Shibani Gharat
Profile

Profile: Sourabh Mishra: Unconventional strategist

A series of unconventional choices stand out in the newly appointed national planning head for Bates India Sourabh Mishra's career.

"The kind of choices that I've made had many people asking, 'are you out of your mind?'," opens Mishra, describing how his foray into advertising shocked his engineer father.

Profile: Sourabh Mishra: Unconventional strategist
Mishra, who holds a post graduate diploma in marketing from The Times School of Marketing, started his career as a management trainee with Contract Advertising in 1992. But, few people know that after he finished his diploma, he was actually placed in Bennett Coleman and Company (BCCL). "But I quit the job almost before I joined." This move came as a rude shock to his parents.

Contract Advertising was to start a new programme called 'Windows'. Mishra quit to join the agency at almost half of the salary that he was drawing at Times. "When my father heard Contract, he asked, 'aren't they giving you a job, they are taking you on 'contract'?" recalls Mishra.

At Windows, all the trainees, whether in creative, planning or client servicing, were brought into a classroom situation for six months and were paid a stipend just to learn. "This was the most amazing experience of my life. The two personalities that influenced my thinking were Subhas Ghoshal and Subroto Sengupta. Also, this was the first time that I actually learnt something in a classroom."

After the programme, everyone expected him to stay back in Mumbai. But he went to Bengaluru. "This branch was really struggling at that point in time; the entire senior team had left and a new team was in place." At that point, all his batch-mates warned him that, career-wise, it was a suicidal move.
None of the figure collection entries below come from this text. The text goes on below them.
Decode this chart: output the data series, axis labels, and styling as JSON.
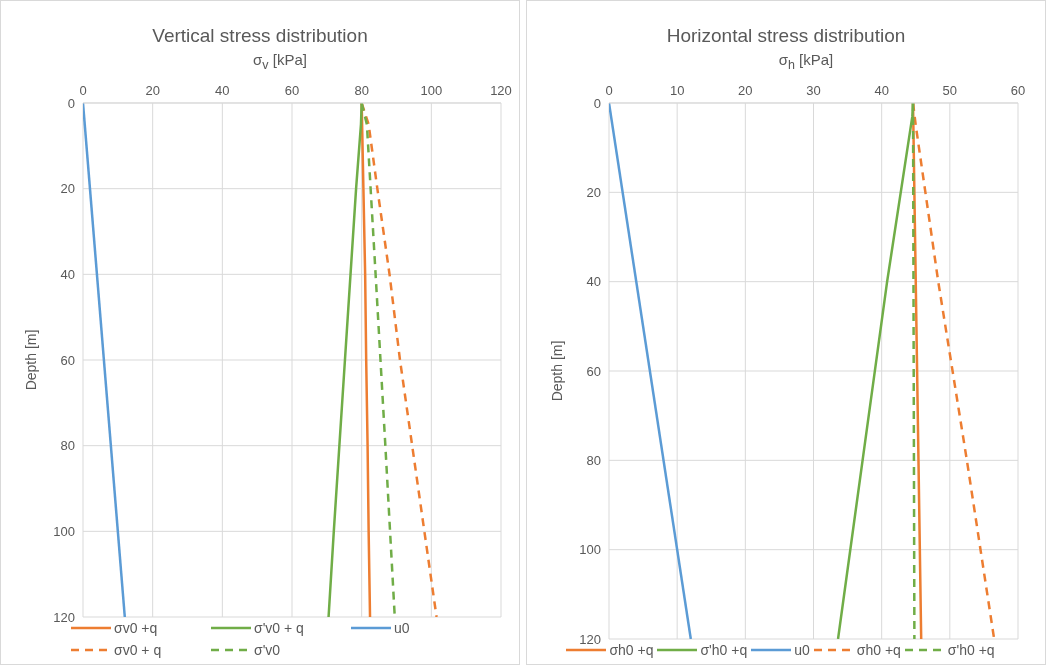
{
  "chart_data": [
    {
      "type": "line",
      "title": "Vertical stress distribution",
      "xlabel": "σ$_{v}$ [kPa]",
      "ylabel": "Depth [m]",
      "orientation": "horizontal",
      "xlim": [
        0,
        120
      ],
      "xticks": [
        0,
        20,
        40,
        60,
        80,
        100,
        120
      ],
      "ylim": [
        120,
        0
      ],
      "yticks": [
        0,
        20,
        40,
        60,
        80,
        100,
        120
      ],
      "grid": true,
      "legend": "bottom",
      "marker": "none",
      "series": [
        {
          "name": "σv0 +q",
          "color": "#ed7d31",
          "line_style": "solid",
          "x": [
            0,
            20,
            40,
            60,
            80,
            100,
            120
          ],
          "values": [
            80,
            80.5,
            81,
            81.3,
            81.7,
            82,
            82.4
          ]
        },
        {
          "name": "σ'v0 + q",
          "color": "#70ad47",
          "line_style": "solid",
          "x": [
            0,
            5,
            20,
            40,
            60,
            80,
            100,
            120
          ],
          "values": [
            80,
            79.8,
            78.4,
            76.8,
            75.2,
            73.6,
            72,
            70.5
          ]
        },
        {
          "name": "u0",
          "color": "#5b9bd5",
          "line_style": "solid",
          "x": [
            0,
            120
          ],
          "values": [
            0,
            12
          ]
        },
        {
          "name": "σv0 + q",
          "color": "#ed7d31",
          "line_style": "dashed",
          "x": [
            0,
            5,
            20,
            40,
            60,
            80,
            100,
            120
          ],
          "values": [
            80,
            82,
            84.5,
            88,
            91,
            94.5,
            98,
            101.5
          ]
        },
        {
          "name": "σ'v0",
          "color": "#70ad47",
          "line_style": "dashed",
          "x": [
            0,
            5,
            40,
            80,
            120
          ],
          "values": [
            80,
            81.5,
            84,
            86.8,
            89.5
          ]
        }
      ]
    },
    {
      "type": "line",
      "title": "Horizontal stress distribution",
      "xlabel": "σ$_{h}$ [kPa]",
      "ylabel": "Depth [m]",
      "orientation": "horizontal",
      "xlim": [
        0,
        60
      ],
      "xticks": [
        0,
        10,
        20,
        30,
        40,
        50,
        60
      ],
      "ylim": [
        120,
        0
      ],
      "yticks": [
        0,
        20,
        40,
        60,
        80,
        100,
        120
      ],
      "grid": true,
      "legend": "bottom",
      "marker": "none",
      "series": [
        {
          "name": "σh0 +q",
          "color": "#ed7d31",
          "line_style": "solid",
          "x": [
            0,
            40,
            80,
            120
          ],
          "values": [
            44.6,
            45,
            45.4,
            45.8
          ]
        },
        {
          "name": "σ'h0 +q",
          "color": "#70ad47",
          "line_style": "solid",
          "x": [
            0,
            3,
            40,
            80,
            120
          ],
          "values": [
            44.6,
            44.5,
            40.8,
            37.2,
            33.6
          ]
        },
        {
          "name": "u0",
          "color": "#5b9bd5",
          "line_style": "solid",
          "x": [
            0,
            120
          ],
          "values": [
            0,
            12
          ]
        },
        {
          "name": "σh0 +q",
          "color": "#ed7d31",
          "line_style": "dashed",
          "x": [
            0,
            5,
            40,
            80,
            120
          ],
          "values": [
            44.6,
            45,
            48.3,
            52.5,
            56.5
          ]
        },
        {
          "name": "σ'h0 +q",
          "color": "#70ad47",
          "line_style": "dashed",
          "x": [
            0,
            120
          ],
          "values": [
            44.6,
            44.8
          ]
        }
      ]
    }
  ]
}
However, Ishan Raina and Umesh Shrikhande at Contract Advertising assured him that if he wanted to return at any point, he simply had to call and come back.

He has high regard for Rohit Srivastava and Ravi Deshpande. "When I finished four years, Rohit asked me whether I was open to the idea of moving to Delhi to head planning for the branch. I moved and, that year, we won many new and big businesses there," he recalls. But, he had to move out of Delhi because the weather "didn't suit my young son".

Back in Bengaluru, one of his clients asked him to move to the client side. In 1999, he moved to BPL Telecom business group, where he worked for less than a year as senior manager, brand planning. "But I started missing the excitement of an advertising agency," explains Mishra.

Later, he joined Ogilvy Bengaluru as planning director in 2000, before moving to McCann Erickson, Bengaluru as planning director in 2001. "One fine day, Santosh Desai, who was there that time, got in touch with me. It was an interesting assignment as McCann Erickson was launching ITC Aashirvaad," says the planner.

After a short stint of a year at McCann Erickson, he joined Ogilvy's Mumbai office in 2002 at the same position. "Everyone asked me, 'why are you leaving McCann, it is a planner's agency, whereas Ogilvy was creatively driven". He went ahead as Madhukar Sabnavis promised to set up a full-fledged planning function there.

In 2004, Mishra moved to Everest Brand Solutions as vice-president and national planning director, where he worked till 2007. "This was the first time that I was working on the agency as a brand. We were also pitching for new businesses, but I was working on brand Everest."

Profile: Sourabh Mishra: Unconventional strategist

In 2007, he joined TBWA as chief strategy officer after a short stay at Reliance Capital, before moving to Saatchi & Saatchi in 2009. "Saatchi & Saatchi had a fantastic reputation when I joined." Six months ago, he decided to take a sabbatical. Then came Bates. What excites him about Bates is that it is one of the strongest integrated offerings in the business. "The chance to go and drive this integration is very exciting," he declares.